Кому как, мне в последние годы редко когда удавалось немного расслабиться и приятно отдохнуть от повседневных земных забот. Все некогда и некогда. Сегодня наш ужин проходил почти в идеалистической обстановке. Несмотря на лето и жару, народу в ресторане было достаточно. Во всяком случае больше, чем наполовину. Правда, вначале казалось, будто мы попали в райскую оранжерею. Небольшой зал со стилизованной деревянной мебелью дополнительно был уставлен разнообразными живыми комнатными цветами в многочисленных цветочницах на красочно изготовленных подставках. Даже в самом центре зала цветы благоухали в небольшой круглой клумбочке, которая оригинально вписывалась с другими. Искусственные деревья, совсем как живые, до самого потолка закрывали все углы помещения. И цветы, и деревья подсвечены множеством светильников незатейливых форм и конфигураций. Два мощных кондиционера на оконных проемах устойчиво проветривали и охлаждали. Отчего воздух был чистым свежим, напоенным ароматом цветов. Три молоденькие, как на подбор, высокие и стройные официантки в ярких униформах, с добродушными улыбками на лицах бесшумно ходили между столами и легко успевали обслуживать посетителей. Кухня, в самом деле, отменная. Все блюда, которые мы заказали, приготовлены очень вкусно. Из публики больше всех выделялись трое парней и четверо девушек, которые сидели за двумя спаренными столами наискосок от нас, возле окна. Кажется, они “обмывали” дипломы. Другими словами, устроили небольшой “сабантуй” в честь успешного завершения учебного заведения. Они веселились, как и подобает молодым людям, от души. И, упаси бог, чтоб мешали другим. Наоборот, поднимал настроение многим сидящим в зале…
Тагир дотошно расспрашивал меня о городе Набережные Челны. О работе заводов КамАЗа. О настроении горожан и об основных изменениях за прошедшие годы. Интересовался о наших общих знакомых и друзьях. Когда я сказал преждевременной смерти от неожиданного инфаркта сердца директора автобазы Геннадия Николаевича, он на миг побледнел. Затем, наполнив рюмки, произнес:
– Отличный был руководитель. Таких среди белого дня с зажженной лучиной не сыщешь. И хороший человек. Помянем. Пусть будет ему земля пухом.

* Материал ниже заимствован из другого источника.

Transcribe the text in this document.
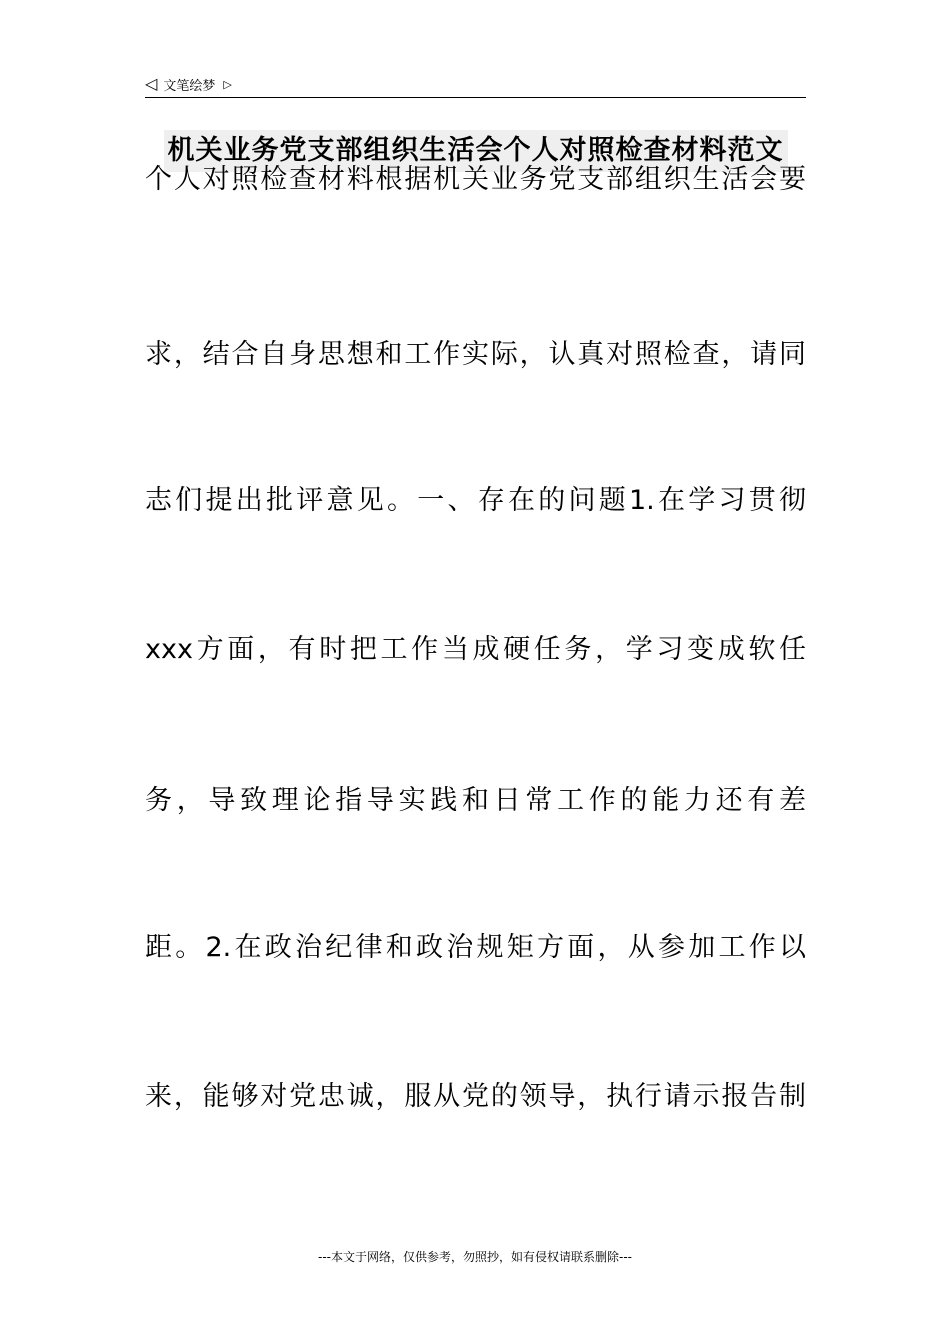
◁ 文笔绘梦 ▷
机关业务党支部组织生活会个人对照检查材料范文
个人对照检查材料根据机关业务党支部组织生活会要
求，结合自身思想和工作实际，认真对照检查，请同
志们提出批评意见。一、存在的问题1.在学习贯彻
xxx方面，有时把工作当成硬任务，学习变成软任
务，导致理论指导实践和日常工作的能力还有差
距。2.在政治纪律和政治规矩方面，从参加工作以
来，能够对党忠诚，服从党的领导，执行请示报告制
---本文于网络，仅供参考，勿照抄，如有侵权请联系删除---
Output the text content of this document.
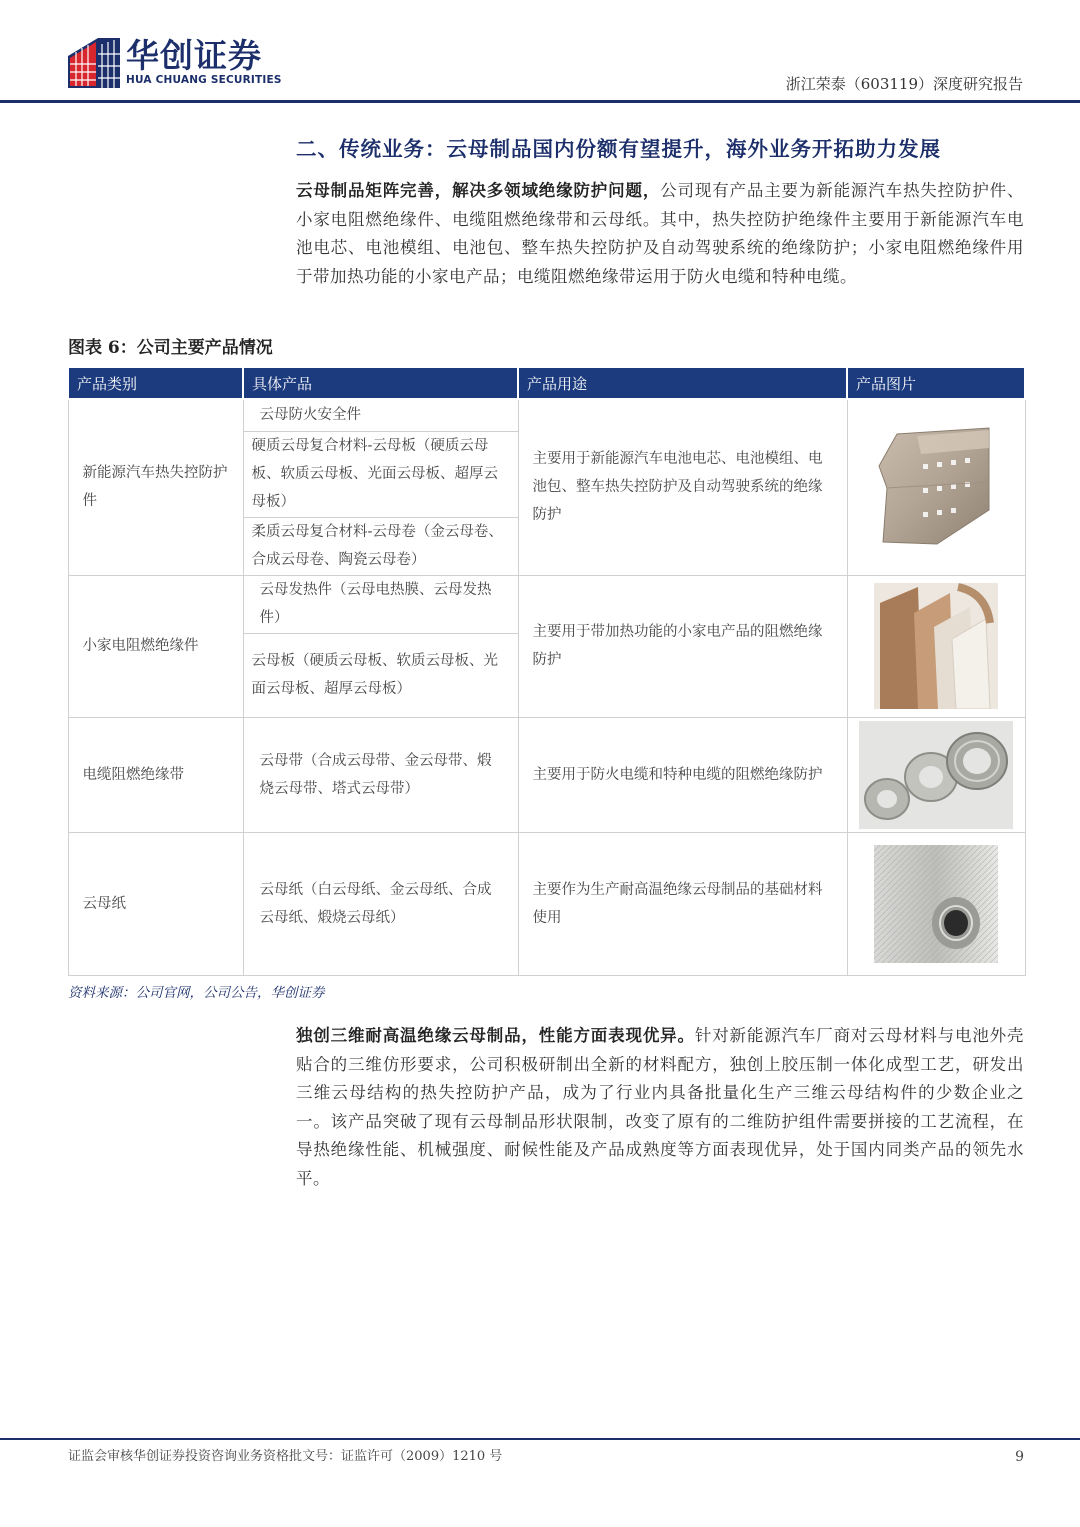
华创证券
HUA CHUANG SECURITIES	浙江荣泰（603119）深度研究报告
二、传统业务：云母制品国内份额有望提升，海外业务开拓助力发展
云母制品矩阵完善，解决多领域绝缘防护问题，公司现有产品主要为新能源汽车热失控防护件、小家电阻燃绝缘件、电缆阻燃绝缘带和云母纸。其中，热失控防护绝缘件主要用于新能源汽车电池电芯、电池模组、电池包、整车热失控防护及自动驾驶系统的绝缘防护；小家电阻燃绝缘件用于带加热功能的小家电产品；电缆阻燃绝缘带运用于防火电缆和特种电缆。
图表 6：公司主要产品情况
产品类别	具体产品	产品用途	产品图片
新能源汽车热失控防护件	云母防火安全件	主要用于新能源汽车电池电芯、电池模组、电池包、整车热失控防护及自动驾驶系统的绝缘防护	

	硬质云母复合材料-云母板（硬质云母板、软质云母板、光面云母板、超厚云母板）		
	柔质云母复合材料-云母卷（金云母卷、合成云母卷、陶瓷云母卷）		
小家电阻燃绝缘件	云母发热件（云母电热膜、云母发热件）	主要用于带加热功能的小家电产品的阻燃绝缘防护	

	云母板（硬质云母板、软质云母板、光面云母板、超厚云母板）		
电缆阻燃绝缘带	云母带（合成云母带、金云母带、煅烧云母带、塔式云母带）	主要用于防火电缆和特种电缆的阻燃绝缘防护	

云母纸	云母纸（白云母纸、金云母纸、合成云母纸、煅烧云母纸）	主要作为生产耐高温绝缘云母制品的基础材料使用	
资料来源：公司官网，公司公告，华创证券
独创三维耐高温绝缘云母制品，性能方面表现优异。针对新能源汽车厂商对云母材料与电池外壳贴合的三维仿形要求，公司积极研制出全新的材料配方，独创上胶压制一体化成型工艺，研发出三维云母结构的热失控防护产品，成为了行业内具备批量化生产三维云母结构件的少数企业之一。该产品突破了现有云母制品形状限制，改变了原有的二维防护组件需要拼接的工艺流程，在导热绝缘性能、机械强度、耐候性能及产品成熟度等方面表现优异，处于国内同类产品的领先水平。
证监会审核华创证券投资咨询业务资格批文号：证监许可（2009）1210 号	9
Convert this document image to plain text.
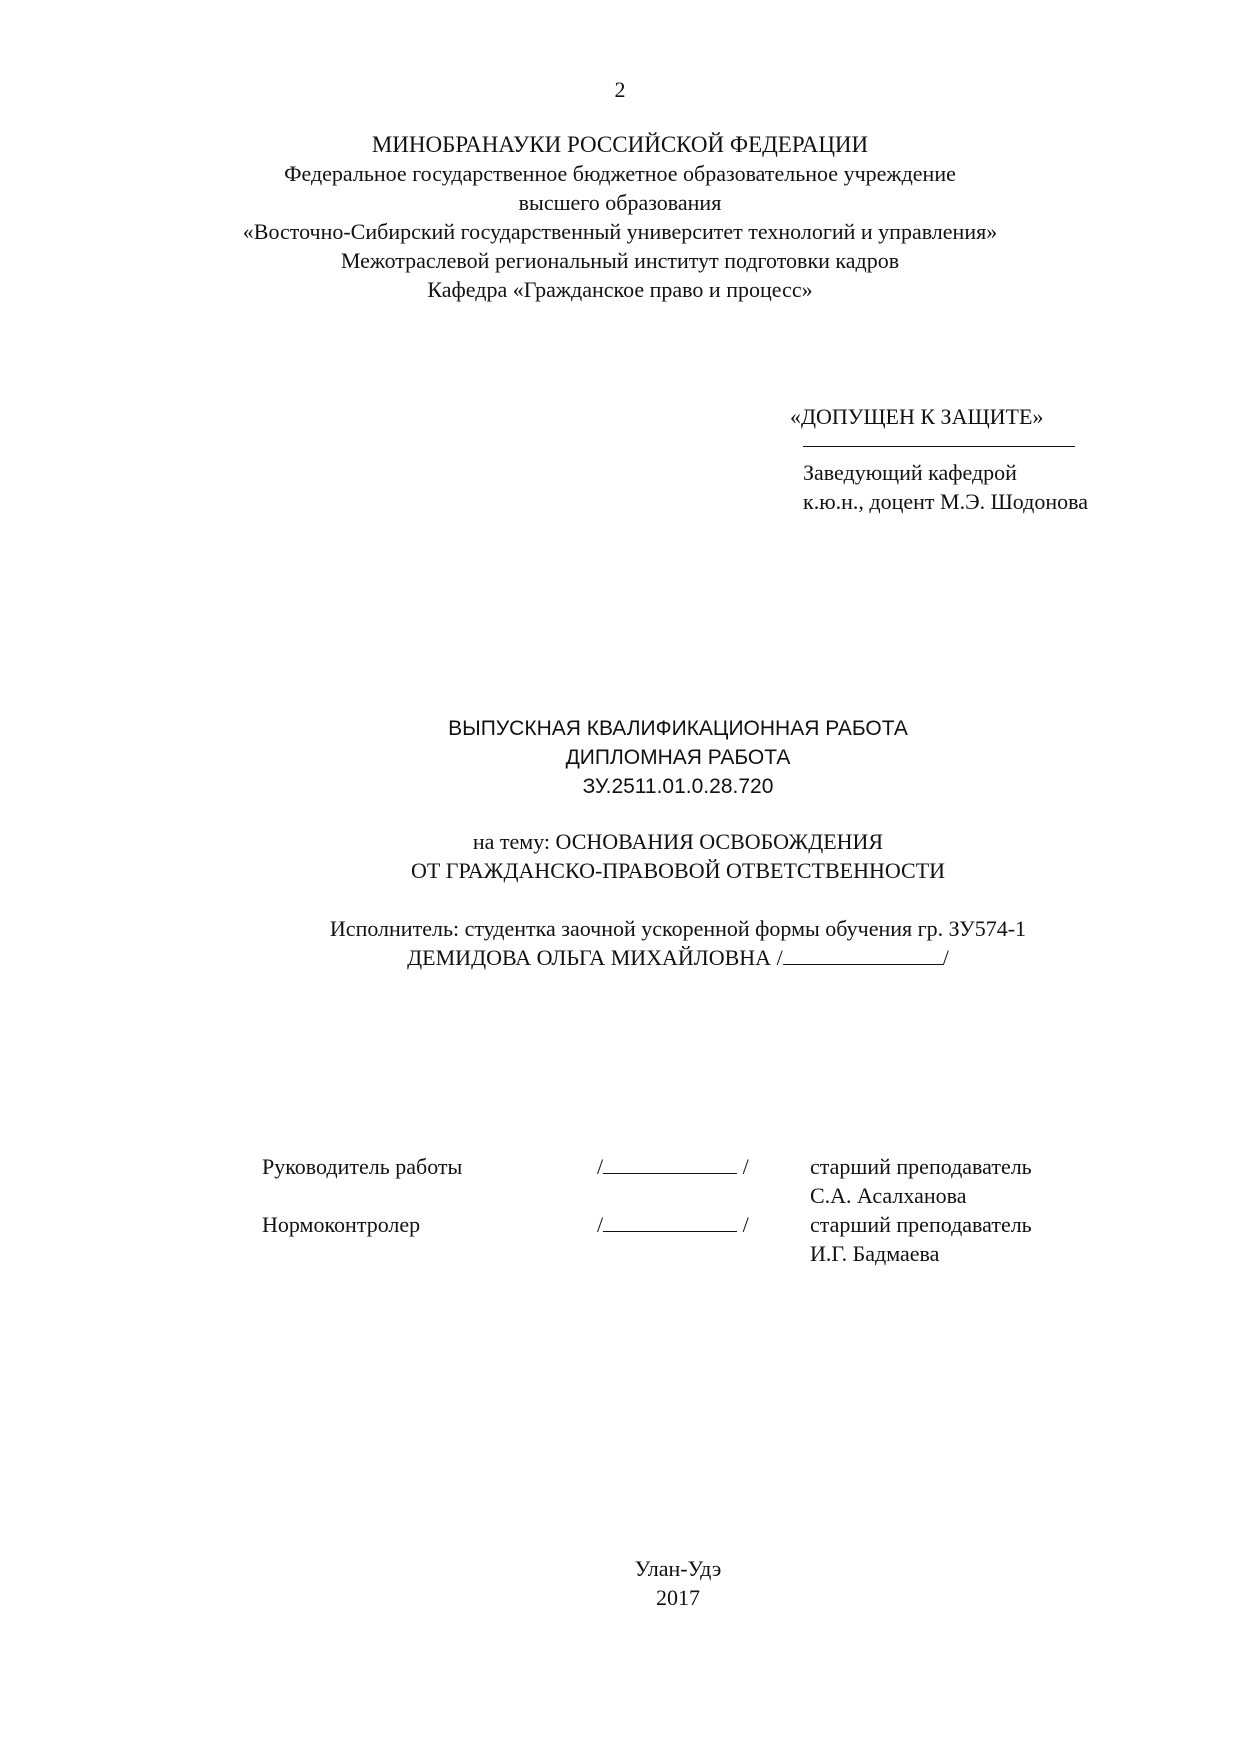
2
МИНОБРАНАУКИ РОССИЙСКОЙ ФЕДЕРАЦИИ
Федеральное государственное бюджетное образовательное учреждение
высшего образования
«Восточно-Сибирский государственный университет технологий и управления»
Межотраслевой региональный институт подготовки кадров
Кафедра «Гражданское право и процесс»
«ДОПУЩЕН К ЗАЩИТЕ»
Заведующий кафедрой
к.ю.н., доцент М.Э. Шодонова
ВЫПУСКНАЯ КВАЛИФИКАЦИОННАЯ РАБОТА
ДИПЛОМНАЯ РАБОТА
ЗУ.2511.01.0.28.720
на тему: ОСНОВАНИЯ ОСВОБОЖДЕНИЯ
ОТ ГРАЖДАНСКО-ПРАВОВОЙ ОТВЕТСТВЕННОСТИ
Исполнитель: студентка заочной ускоренной формы обучения гр. ЗУ574-1
ДЕМИДОВА ОЛЬГА МИХАЙЛОВНА /	/
Руководитель работы	/	/	старший преподаватель
С.А. Асалханова
Нормоконтролер	/	/	старший преподаватель
И.Г. Бадмаева
Улан-Удэ
2017
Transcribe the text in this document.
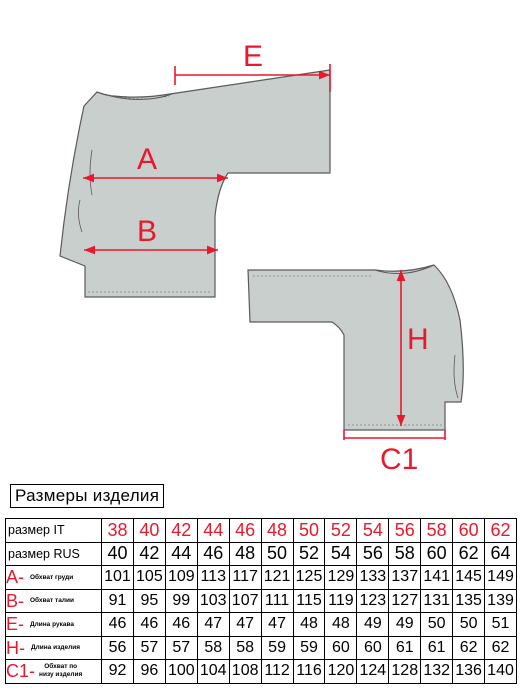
E
A
B
H
C1
Размеры изделия
размер IT	38	40	42	44	46	48	50	52	54	56	58	60	62
размер RUS	40	42	44	46	48	50	52	54	56	58	60	62	64
A- Обхват груди	101	105	109	113	117	121	125	129	133	137	141	145	149
B- Обхват талии	91	95	99	103	107	111	115	119	123	127	131	135	139
E- Длина рукава	46	46	46	47	47	47	48	48	49	49	50	50	51
H- Длина изделия	56	57	57	58	58	59	59	60	60	61	61	62	62
C1- Обхват по
низу изделия	92	96	100	104	108	112	116	120	124	128	132	136	140
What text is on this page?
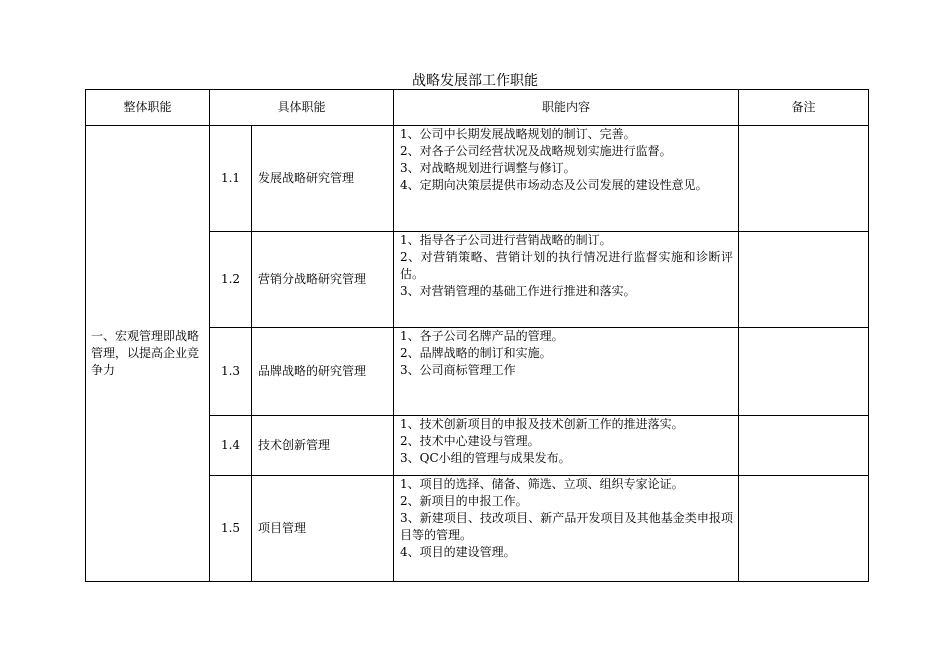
战略发展部工作职能
整体职能	具体职能		职能内容	备注
一、宏观管理即战略管理，以提高企业竞争力	1.1	发展战略研究管理	1、公司中长期发展战略规划的制订、完善。
2、对各子公司经营状况及战略规划实施进行监督。
3、对战略规划进行调整与修订。
4、定期向决策层提供市场动态及公司发展的建设性意见。	

	1.2	营销分战略研究管理	1、指导各子公司进行营销战略的制订。
2、对营销策略、营销计划的执行情况进行监督实施和诊断评估。
3、对营销管理的基础工作进行推进和落实。	

	1.3	品牌战略的研究管理	1、各子公司名牌产品的管理。
2、品牌战略的制订和实施。
3、公司商标管理工作	

	1.4	技术创新管理	1、技术创新项目的申报及技术创新工作的推进落实。
2、技术中心建设与管理。
3、QC小组的管理与成果发布。	

	1.5	项目管理	1、项目的选择、储备、筛选、立项、组织专家论证。
2、新项目的申报工作。
3、新建项目、技改项目、新产品开发项目及其他基金类申报项目等的管理。
4、项目的建设管理。	
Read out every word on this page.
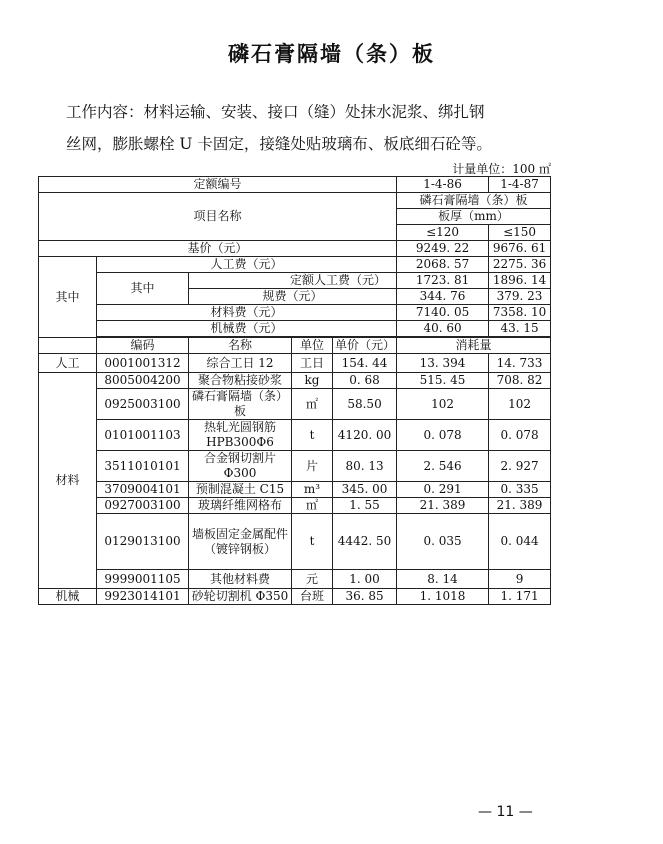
磷石膏隔墙（条）板
工作内容：材料运输、安装、接口（缝）处抹水泥浆、绑扎钢
丝网，膨胀螺栓 U 卡固定，接缝处贴玻璃布、板底细石砼等。
计量单位：100 ㎡
定额编号					1-4-86	1-4-87
项目名称					磷石膏隔墙（条）板	
					板厚（mm）	
					≤120	≤150
基价（元）					9249. 22	9676. 61
其中	人工费（元）				2068. 57	2275. 36
	其中	定额人工费（元）			1723. 81	1896. 14
		规费（元）			344. 76	379. 23
	材料费（元）				7140. 05	7358. 10
	机械费（元）				40. 60	43. 15

	编码	名称	单位	单价（元）	消耗量	
人工	0001001312	综合工日 12	工日	154. 44	13. 394	14. 733
材料	8005004200	聚合物粘接砂浆	kg	0. 68	515. 45	708. 82
	0925003100	磷石膏隔墙（条）板	㎡	58.50	102	102
	0101001103	热轧光圆钢筋 HPB300Φ6	t	4120. 00	0. 078	0. 078
	3511010101	合金钢切割片 Φ300	片	80. 13	2. 546	2. 927
	3709004101	预制混凝土 C15	m³	345. 00	0. 291	0. 335
	0927003100	玻璃纤维网格布	㎡	1. 55	21. 389	21. 389
	0129013100	墙板固定金属配件（镀锌钢板）	t	4442. 50	0. 035	0. 044
	9999001105	其他材料费	元	1. 00	8. 14	9
机械	9923014101	砂轮切割机 Φ350	台班	36. 85	1. 1018	1. 171
— 11 —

После того, как выпил, продолжил:
– Ты несколько раз спросил о моей работе. Все думаю, как объяснить тебе в двух словах. Работа милиционера и сапера в чем-то схожи. Разница лишь в том, что сапер ошибается только раз. Ошибки сотрудника милиции могут чередоваться. И способны уничтожить в прямом и переносном смысле ни в чем неповинных граждан. Поэтому надо всегда думать, что имеешь дело с живыми людьми, будь они трижды проклятыми преступниками. Этого принципа стараюсь придерживаться с первых дней службы. Конечно и в органы внутренних дел проникают различного рода авантюристы, карьеристы, властолюбцы. Словом, всякая шушера, чего уж греха таить. Это за счет их действий некоторой частью населения милиция воспринимается как нарицательное. И что самое обидное, многие из этих негодяев достаточное время остаются незамеченными и порядком успевают кое-кому отравить жизнь. А сколько они сами страдают после того, как их выбрасывают пинком под зад на улицу, на произвол судьбы. Слух о неблаговидных поступках распространяется быстрее, чем телеграф. Подлость по сравнению с добротой долго не забывается. Поэтому предлагаю в завершение нашей встречи выпить, друг мой, за доброту. За веру, надежду и любовь. Остальное у нас все приложится!
Эти слова были последними, которые я услышал от Тагира. И никогда их не забуду. Теперь они для меня являются маяком. А образ Тагира останется в памяти символом мужества, справедливости, душевной простоты и доброты.
Согласно старинным преданиям нашего народа имя Тагир олицетворяет светлость, чистоту, незапятнанность и невинность.